Le soir, comme je rentrais après dîner, un laquais me remit ce billet:

«Demain, deux heures, à ma maison d'Auteuil.

«L.»

Auteuil? C'était par ironie assurément, ou peut-être pour m'éloigner. Et qui sait?

Depuis une semaine, les batteries du Mont-Valérien foudroyaient Auteuil. Les fédérés, chassés par les obus, avaient abandonné le secteur et s'étaient retranchés derrière des barricades. La veille même, Dombrowski avait été blessé là en passant la revue de ses postes. Les troupes de ligne avançaient lentement vers le rempart, dans les tranchées serpentines. Le quartier avait été abandonné complètement dès les premiers jours de la guerre civile.

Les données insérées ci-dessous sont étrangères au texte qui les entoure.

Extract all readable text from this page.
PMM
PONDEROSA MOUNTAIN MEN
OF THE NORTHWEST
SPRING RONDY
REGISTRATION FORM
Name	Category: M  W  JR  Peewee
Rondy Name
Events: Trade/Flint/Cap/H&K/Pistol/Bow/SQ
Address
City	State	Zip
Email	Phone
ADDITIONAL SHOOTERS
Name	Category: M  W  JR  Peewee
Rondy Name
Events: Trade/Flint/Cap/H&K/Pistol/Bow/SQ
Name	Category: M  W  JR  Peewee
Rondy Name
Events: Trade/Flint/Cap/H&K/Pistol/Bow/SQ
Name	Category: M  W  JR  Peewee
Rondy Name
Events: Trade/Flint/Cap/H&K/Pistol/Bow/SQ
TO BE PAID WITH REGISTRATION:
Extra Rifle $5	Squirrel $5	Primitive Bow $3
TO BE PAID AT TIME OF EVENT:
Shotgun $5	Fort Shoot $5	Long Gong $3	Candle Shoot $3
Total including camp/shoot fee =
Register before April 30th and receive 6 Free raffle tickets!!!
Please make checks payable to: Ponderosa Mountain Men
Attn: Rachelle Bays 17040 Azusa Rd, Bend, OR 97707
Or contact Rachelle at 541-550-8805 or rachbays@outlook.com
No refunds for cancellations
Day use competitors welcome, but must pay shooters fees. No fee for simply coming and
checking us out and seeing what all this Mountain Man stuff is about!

Dans ces conditions, aller à Auteuil était une folie. Je fus à Auteuil, malgré les barricades du quai de Billy et la mitraille qui balayait le Point-du-Jour. Je rasais les murs cherchant la protection des angles, hâtant le pas, contemplé avec stupeur par les fédérés des barricades qui crurent devoir m'envoyer deux ou trois coups de feu inutiles. Enfin, j'arrivai rue Boileau, devant la villa.

Pauvre villa! La grille s'était abattue, tordue sous l'action victorieuse des boulets. Des persiennes en lambeaux pendaient aux fenêtres, une brèche énorme ouvrait le toit, laissant voir un trou noir béant. Un gazon maigre poussait dans les pavés de l'allée carossable. Le jardin était dévasté… Je vois encore une branche de lilas décapitée par une balle et que le vent balançait…..

Ayant gravi le perron dont un obus avait bousculé les dalles, je poussai la première porte voisine des marches et j'entrai dans un petit salon clair.